La route nationale n°1 a une nouvelle fois livré son lot de douleur et de désolation. Ce dimanche 12 juillet 2026, aux environs de 15 heures, un grave accident de la circulation a frappé la sous-préfecture de Timbo, à une quinzaine de kilomètres de Mamou, sur l’axe reliant la ville carrefour à Kankan.
Un camion de marque Renault, immatriculé BF 0692, a quitté la chaussée avant de finir sa course dans un ravin. En quelques secondes, un trajet ordinaire s’est transformé en scène de détresse, laissant derrière lui une famille endeuillée et plusieurs blessés entre la vie et la souffrance.
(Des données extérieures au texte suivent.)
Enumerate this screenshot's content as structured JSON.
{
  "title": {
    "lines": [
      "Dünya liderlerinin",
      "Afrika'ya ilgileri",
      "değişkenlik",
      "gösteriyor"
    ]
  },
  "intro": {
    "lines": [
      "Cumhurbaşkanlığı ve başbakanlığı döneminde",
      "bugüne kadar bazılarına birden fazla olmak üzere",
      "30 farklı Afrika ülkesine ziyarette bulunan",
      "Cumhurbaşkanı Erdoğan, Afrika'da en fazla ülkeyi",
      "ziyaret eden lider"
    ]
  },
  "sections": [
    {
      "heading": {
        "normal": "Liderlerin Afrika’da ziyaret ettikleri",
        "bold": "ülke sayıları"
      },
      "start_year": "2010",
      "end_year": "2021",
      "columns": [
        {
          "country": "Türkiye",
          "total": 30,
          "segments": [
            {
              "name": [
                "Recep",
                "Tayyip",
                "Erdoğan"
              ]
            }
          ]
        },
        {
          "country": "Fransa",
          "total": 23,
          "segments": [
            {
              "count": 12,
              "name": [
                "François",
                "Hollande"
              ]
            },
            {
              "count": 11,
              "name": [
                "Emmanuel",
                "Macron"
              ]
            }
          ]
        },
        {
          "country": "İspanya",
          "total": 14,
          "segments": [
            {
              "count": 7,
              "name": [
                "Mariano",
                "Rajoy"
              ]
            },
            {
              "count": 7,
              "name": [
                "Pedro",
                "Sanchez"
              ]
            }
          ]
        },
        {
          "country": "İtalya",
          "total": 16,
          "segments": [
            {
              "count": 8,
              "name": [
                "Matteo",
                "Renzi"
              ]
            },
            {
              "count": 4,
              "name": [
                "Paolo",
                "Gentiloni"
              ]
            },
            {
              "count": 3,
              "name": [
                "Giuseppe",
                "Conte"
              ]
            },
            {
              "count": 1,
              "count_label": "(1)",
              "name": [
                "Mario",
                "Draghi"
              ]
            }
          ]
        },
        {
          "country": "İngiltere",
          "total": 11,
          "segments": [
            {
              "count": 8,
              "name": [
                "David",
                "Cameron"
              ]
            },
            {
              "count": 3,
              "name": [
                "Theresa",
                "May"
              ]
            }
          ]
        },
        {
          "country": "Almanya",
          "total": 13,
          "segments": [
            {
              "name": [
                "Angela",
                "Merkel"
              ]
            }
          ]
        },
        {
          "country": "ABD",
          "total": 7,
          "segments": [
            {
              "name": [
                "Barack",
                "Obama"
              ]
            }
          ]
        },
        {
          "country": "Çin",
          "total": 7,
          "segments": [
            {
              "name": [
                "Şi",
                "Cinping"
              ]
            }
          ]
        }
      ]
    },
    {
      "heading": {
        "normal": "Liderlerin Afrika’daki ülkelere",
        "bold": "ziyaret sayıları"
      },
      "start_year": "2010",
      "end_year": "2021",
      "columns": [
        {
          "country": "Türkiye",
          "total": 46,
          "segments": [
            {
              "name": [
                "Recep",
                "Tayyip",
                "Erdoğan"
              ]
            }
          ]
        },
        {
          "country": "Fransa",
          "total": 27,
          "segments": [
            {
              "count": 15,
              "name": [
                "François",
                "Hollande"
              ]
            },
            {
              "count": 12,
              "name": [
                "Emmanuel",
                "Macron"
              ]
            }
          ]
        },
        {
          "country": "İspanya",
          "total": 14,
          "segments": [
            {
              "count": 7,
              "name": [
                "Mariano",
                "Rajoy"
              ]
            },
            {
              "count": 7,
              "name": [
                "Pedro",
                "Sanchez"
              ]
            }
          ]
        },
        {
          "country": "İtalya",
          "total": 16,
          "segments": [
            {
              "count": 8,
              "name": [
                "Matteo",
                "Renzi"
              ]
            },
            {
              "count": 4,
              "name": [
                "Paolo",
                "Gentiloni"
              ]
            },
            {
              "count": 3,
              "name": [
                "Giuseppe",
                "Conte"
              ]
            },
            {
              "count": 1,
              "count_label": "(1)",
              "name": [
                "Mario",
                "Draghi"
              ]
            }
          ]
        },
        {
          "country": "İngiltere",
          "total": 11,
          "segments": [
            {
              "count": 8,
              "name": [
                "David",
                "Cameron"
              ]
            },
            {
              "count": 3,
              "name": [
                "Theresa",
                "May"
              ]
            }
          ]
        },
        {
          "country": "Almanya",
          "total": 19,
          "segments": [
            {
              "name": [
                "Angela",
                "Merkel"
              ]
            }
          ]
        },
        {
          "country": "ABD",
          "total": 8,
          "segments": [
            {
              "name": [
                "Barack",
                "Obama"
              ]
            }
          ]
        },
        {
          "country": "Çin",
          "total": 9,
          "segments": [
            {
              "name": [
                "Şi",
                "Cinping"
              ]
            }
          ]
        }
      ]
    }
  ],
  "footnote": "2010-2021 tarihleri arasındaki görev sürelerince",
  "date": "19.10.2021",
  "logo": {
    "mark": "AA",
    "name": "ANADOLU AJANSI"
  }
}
Le bilan provisoire est lourd : un bébé a perdu la vie sur place et quatorze autres personnes ont été grièvement blessées, parmi lesquelles huit femmes, deux hommes et quatre enfants. Alertés rapidement, les agents de la Protection civile de Mamou sont intervenus pour extraire les victimes et les évacuer vers le Centre hospitalier régional de Mamou, où elles ont été prises en charge.
Au-delà de ce drame humain, cet accident rappelle une réalité devenue trop familière en Guinée : les routes continuent de payer un lourd tribut aux erreurs humaines, au manque de prudence et parfois à l’état préoccupant de certains véhicules. Chaque accident n’emporte pas seulement des vies, il brise des familles, bouleverse des destins et interpelle toute une société.
Les appels à la prudence lancés régulièrement par les autorités restent plus que jamais d’actualité. Le respect du Code de la route, la limitation de la vitesse, la vigilance des conducteurs et l’entretien rigoureux des véhicules doivent devenir des réflexes incontournables pour réduire ces tragédies.
La Direction générale de la Protection civile a présenté ses condoléances à la famille du nourrisson décédé et souhaité un prompt rétablissement aux blessés. Mais au-delà des messages de compassion, ce nouveau drame pose une question urgente : combien de vies faudra-t-il encore perdre avant que la sécurité routière devienne une véritable priorité collective ?
À Timbo, une famille pleure aujourd’hui un enfant arraché trop tôt à la vie. Une nouvelle victime silencieuse d’une route qui, chaque jour, continue de réclamer son lourd tribut.